Adobe CEO Shantanu Narayen has told Telegraph that, since Apple's just not that into Flash, he and his almost ubiquitous plugin are moving on:

"We believe in open systems. We believe in the power of the internet and in customers making choices and I think a lot of the controversy was about their decision at that point. They've made their choice. We've made ours and we've moved on." [Telegraph]

The part about openness, of course, is Eric Schmidt-level disingenuous. It has nothing to do with corporate philosophy and everything to do with trying to pander for sympathy from a large, active user base. Unfortunately, it tends to work so if you're feeling any FOSS-pangs on Adobe's behalf, remind yourself that what they and their complaint to the FTC are all about is preventing developers getting locked into Xcode so Adobe can lock them into CS 5, and preventing video getting moved to HTML 5 so Adobe can keep it in Flash.
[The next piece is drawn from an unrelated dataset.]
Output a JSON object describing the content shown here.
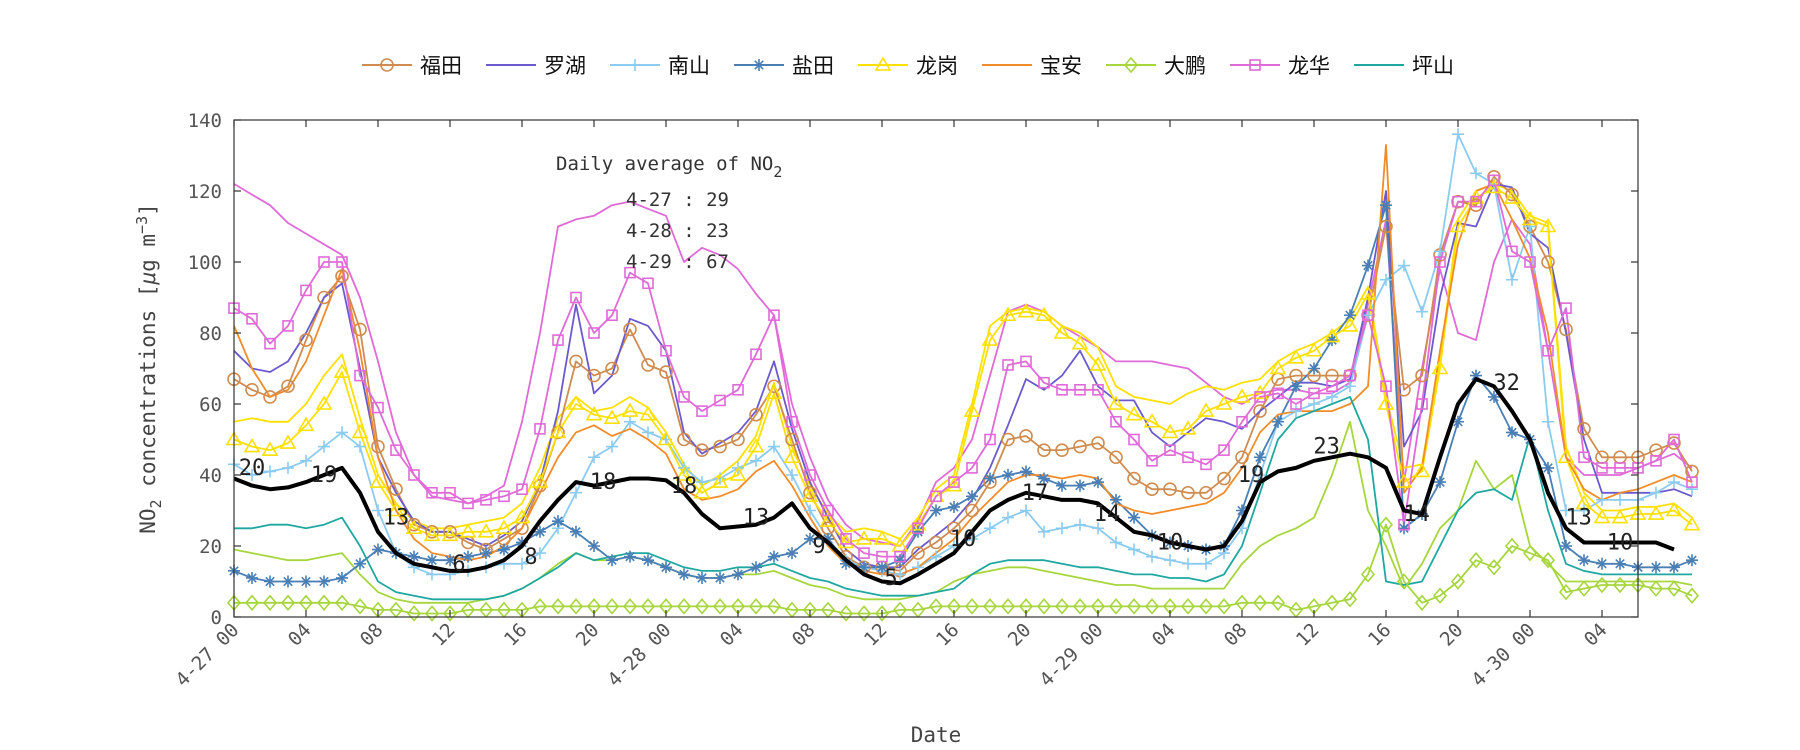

And that's all fine, that's all great -- it's what a company should be doing for their products. It just shouldn't be wrapped in "openness" buzzwords, it should be wrapped in great, jaw-dropping, must-have technology.

Which brings us to the one mobile device OS Adobe has actually managed to ship Flash on some 3 years after everyone was demanding it on the iPhone -- Android 2.2. Android Central has given it fairly positive reviews. Laptop Magazine's Avram Piltch on the other hand was somewhat less than thrilled with the shipping version, given his headline:

Mobile Flash Fail: Weak Android Player Proves Jobs Right [Laptopmag]

He's referring to Steve Jobs' open letter on Flash and subsequent comments at the D8 conference. The headline is sensationalistic for certain (though who am I to judge, see above), but then Adobe's John Dowdell, after the reading the article, seemingly intimated Piltch was using an illegitimate version of the software on a hacked device (which he wasn't). [Macalope]

I've used Mobile Flash on my Nexus One and it's... okay. If this was 2007, it would even be promising. As it is, in 2010, Adobe can certainly move on from Apple, but it seems mobile is rapidly moving past Flash.